Schluss mit unserer Rechtlosigkeit !

Arbeiter, geht auf die Barrikaden !

Wer heute nicht kämpft, hat morgen schon verloren !

Erinnert euch...

… an die großen Zeiten der ruhmvollen deutschen Arbeiterbewegung, die in der ganzen Welt Achtung, Bewunderung, Unterstützung und Nachahmung gefunden hatte.

Heute ist es nicht nur Zeit, euch daran zu erinnern, sondern euch auch aufzurufen, diese große Tradition der deutschen Arbeiterbewegung nicht zu vergessen, sie wieder zu beleben und den Kampf eurer Eltern, Großeltern und Ur-Großeltern ehrenvoll fortzusetzen. Hier geht es nicht nur um unseren Lohn, nicht nur um unsere Existenz – hier geht es darum, sich nicht mehr als Sklave behandeln zu lassen, hier geht es um unsere menschliche Würde, die uns von geldgierigen Parasiten weggenommen worden ist.

Und noch eins ...

.... “Proletarier aller Länder vereinigt euch !”

Erinnert ihr euch an diese Arbeiterlosung, die einst Karl Marx und Friedrich Engels geschaffen haben. Die ist heute wichtiger denn je !

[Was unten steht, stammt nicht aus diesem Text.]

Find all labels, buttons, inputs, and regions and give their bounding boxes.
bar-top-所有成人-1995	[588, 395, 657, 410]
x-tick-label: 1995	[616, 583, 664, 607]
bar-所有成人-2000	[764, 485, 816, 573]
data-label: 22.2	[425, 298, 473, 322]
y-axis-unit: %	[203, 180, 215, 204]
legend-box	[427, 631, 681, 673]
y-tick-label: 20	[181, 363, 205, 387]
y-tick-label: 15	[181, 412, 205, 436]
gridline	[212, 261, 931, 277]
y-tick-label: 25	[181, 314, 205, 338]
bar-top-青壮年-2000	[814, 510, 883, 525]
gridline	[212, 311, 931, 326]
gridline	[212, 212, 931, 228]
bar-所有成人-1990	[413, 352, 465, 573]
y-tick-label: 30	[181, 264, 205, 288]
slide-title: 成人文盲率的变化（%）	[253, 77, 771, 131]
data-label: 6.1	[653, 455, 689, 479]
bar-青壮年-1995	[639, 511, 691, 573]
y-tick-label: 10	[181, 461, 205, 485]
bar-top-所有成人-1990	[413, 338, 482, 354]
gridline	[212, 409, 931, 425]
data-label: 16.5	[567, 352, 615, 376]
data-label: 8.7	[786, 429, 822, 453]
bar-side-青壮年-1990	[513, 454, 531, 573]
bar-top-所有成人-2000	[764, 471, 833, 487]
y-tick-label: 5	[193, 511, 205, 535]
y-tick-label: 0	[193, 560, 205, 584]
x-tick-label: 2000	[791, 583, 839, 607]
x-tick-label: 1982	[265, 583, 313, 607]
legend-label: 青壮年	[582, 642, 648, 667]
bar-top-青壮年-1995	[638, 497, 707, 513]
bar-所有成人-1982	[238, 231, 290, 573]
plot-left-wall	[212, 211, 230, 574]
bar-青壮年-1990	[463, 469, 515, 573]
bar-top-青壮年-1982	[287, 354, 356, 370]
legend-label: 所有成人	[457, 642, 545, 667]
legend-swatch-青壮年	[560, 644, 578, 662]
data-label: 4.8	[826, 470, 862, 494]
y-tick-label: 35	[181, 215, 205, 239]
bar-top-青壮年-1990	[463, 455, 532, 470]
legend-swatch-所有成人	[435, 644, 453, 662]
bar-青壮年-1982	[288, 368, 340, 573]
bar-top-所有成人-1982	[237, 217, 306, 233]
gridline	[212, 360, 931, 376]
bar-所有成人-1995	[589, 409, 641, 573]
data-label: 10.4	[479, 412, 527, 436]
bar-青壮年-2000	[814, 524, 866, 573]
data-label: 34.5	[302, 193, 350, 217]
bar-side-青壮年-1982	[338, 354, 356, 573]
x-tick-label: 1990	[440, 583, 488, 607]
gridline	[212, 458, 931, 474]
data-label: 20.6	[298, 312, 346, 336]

Denn heute sprechen wir von der Globalisierung des Kapitalismus ! Und eben das macht die internationale Solidarität von uns Arbeitern unverzichtbar. Die Globalisierung der Macht der Kapitalisten über die Arbeiter kann mit Solidarität auf nationaler Ebene nicht überwunden werden. Was wir jetzt und in Zukunft dringend brauchen, das ist eine Globalisierung unserer Arbeitersolidarität – über alle Grenzen hinweg.

Wie soll sich die Solidarität der Arbeiter im Weltmaßstab verwirklichen lassen, wenn sie schon auf nationaler Ebene verhindert wird ? Wenn die Arbeiter eines Landes streiken, dann müssen sich die Arbeiter aller anderen Länder solidarisieren können. Deswegen ist die Solidarität mit dem Flughafenpersonal auch ein Kampf für das internationale Recht der Arbeiter.

Alle Flughäfen der Welt stehen still, wenn dein internationaler Arm es will !

Gemeinsame internationale Aktionen der Arbeiter, das ist das einzige Mittel, was das nimmersatte Finanzkapital stoppt.

Das ist das einzige Mittel, um diese Welt des Finanzkapitals in eine Welt der Arbeiter zu verwandeln.